Achilles was a vicious warrior with a complicated history. In Homer’s Iliad we see him rise to the top as the preeminent player at the end of the Trojan War. His full backstory is melodramatic enough to make Downton Abbey blush, but suffice it to say that no one was quite like him. Achilles was simultaneously drunk in rage and meticulous in skill as he led the Greeks in battle. But most of us probably only know him because of his heel.
Achilles doesn’t die in Homer’s story but Greek legend says that he later suffered a mortal wound to the back of his foot. The “Achilles’ heel,” as it’s called today, has become one of the most popular idioms in Western culture. It refers to a person’s point of weakness leading to their downfall.

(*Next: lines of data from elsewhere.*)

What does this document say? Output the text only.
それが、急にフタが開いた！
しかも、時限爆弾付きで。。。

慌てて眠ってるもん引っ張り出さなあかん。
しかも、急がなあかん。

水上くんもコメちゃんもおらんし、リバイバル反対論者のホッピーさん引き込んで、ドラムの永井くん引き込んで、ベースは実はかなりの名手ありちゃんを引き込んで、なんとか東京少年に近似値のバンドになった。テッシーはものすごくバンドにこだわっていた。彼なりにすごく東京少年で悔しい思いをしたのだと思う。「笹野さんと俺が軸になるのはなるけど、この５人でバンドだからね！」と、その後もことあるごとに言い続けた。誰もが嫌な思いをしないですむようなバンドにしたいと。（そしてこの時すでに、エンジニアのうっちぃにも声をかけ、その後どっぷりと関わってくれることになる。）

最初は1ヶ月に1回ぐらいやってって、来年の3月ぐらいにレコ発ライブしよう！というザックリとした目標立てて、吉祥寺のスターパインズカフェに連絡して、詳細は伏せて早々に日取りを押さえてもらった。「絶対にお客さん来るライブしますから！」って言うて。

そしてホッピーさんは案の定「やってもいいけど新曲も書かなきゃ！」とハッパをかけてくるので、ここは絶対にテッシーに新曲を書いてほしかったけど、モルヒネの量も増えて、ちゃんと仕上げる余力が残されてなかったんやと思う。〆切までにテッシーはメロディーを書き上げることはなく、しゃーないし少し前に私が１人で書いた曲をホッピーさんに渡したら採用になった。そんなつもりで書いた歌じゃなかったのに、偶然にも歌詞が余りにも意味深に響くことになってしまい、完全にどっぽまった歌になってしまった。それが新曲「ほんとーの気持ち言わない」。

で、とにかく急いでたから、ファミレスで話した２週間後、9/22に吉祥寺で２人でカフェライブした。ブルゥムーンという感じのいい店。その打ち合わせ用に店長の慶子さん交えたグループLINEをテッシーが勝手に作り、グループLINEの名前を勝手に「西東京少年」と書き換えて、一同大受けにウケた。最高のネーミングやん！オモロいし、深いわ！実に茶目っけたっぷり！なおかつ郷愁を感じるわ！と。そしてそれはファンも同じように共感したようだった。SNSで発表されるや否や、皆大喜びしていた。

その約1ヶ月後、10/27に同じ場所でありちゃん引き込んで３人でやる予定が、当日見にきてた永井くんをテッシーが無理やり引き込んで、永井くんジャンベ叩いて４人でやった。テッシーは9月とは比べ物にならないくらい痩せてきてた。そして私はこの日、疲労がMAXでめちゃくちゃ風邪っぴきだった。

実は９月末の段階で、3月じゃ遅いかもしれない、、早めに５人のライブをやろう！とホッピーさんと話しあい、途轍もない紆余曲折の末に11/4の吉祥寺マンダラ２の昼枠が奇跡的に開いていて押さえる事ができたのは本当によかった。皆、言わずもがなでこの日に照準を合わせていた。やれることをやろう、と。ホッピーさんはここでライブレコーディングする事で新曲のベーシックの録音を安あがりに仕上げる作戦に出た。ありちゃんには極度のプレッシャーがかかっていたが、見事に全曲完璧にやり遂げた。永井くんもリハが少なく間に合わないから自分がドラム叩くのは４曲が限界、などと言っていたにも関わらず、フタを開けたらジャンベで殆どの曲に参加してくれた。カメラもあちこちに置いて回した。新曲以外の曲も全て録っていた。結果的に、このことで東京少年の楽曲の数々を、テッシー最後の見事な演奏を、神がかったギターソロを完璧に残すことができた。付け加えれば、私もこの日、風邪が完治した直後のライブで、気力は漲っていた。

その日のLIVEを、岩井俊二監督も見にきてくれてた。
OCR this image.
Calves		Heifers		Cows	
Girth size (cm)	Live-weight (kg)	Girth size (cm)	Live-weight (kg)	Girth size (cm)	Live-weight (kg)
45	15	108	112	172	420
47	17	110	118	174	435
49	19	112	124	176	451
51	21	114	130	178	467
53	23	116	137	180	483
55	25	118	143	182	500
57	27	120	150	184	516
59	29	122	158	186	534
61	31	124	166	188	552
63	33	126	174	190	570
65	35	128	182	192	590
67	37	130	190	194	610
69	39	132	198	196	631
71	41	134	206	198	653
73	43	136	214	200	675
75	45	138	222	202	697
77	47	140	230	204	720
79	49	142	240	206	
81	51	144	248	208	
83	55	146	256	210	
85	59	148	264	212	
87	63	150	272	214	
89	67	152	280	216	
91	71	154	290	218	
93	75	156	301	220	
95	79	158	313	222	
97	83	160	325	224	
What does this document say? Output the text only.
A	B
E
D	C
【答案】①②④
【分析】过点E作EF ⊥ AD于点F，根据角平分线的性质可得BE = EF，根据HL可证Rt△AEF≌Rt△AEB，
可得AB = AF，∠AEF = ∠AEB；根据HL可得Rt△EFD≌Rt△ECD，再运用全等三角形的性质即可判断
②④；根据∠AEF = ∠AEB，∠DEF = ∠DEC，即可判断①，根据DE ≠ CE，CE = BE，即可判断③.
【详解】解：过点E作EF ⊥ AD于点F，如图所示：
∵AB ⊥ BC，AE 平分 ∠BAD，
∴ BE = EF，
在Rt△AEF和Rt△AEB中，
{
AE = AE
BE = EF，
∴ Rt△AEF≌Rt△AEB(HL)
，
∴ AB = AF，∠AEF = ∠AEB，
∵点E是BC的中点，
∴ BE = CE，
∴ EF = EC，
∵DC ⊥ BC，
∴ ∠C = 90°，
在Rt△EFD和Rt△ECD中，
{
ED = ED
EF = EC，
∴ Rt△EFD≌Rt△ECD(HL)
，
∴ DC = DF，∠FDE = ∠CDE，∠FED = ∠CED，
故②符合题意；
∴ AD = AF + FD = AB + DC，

But that idea comes from Greek mythology, not Christian reality.
God’s wisdom gives us another picture. Believers in Jesus don’t have an Achilles’ heel — we are an Achilles’ heel.
Here’s what I mean: Greek mythology shows us an invincible warrior with one weakness that when exploited leads to defeat; Christian reality shows us a dependent servant with thorough weakness that when exploited leads to triumph.
That’s our story. That’s the trail that Jesus blazes (1 Peter 2:21). A hero died for villains. Victory came through loss. Life was born out of death. Conquest was accomplished by suffering. The darkest night in history gave way to the brightest morning. In God’s economy, our weakness is one of our greatest assets.
Now what do we mean by weakness? The word has such a general meaning that we must sketch some type of definition before we go any further. First, let’s be clear about what weakness is not. The biblical concept of weakness does not mean the things we’re not good at. We’re tempted to think this way. It would be easier if weakness were contained to the things we stink at doing. But it’s much more pervasive than that. We can’t simply tip-toe around it.
Weakness is everywhere in the New Testament.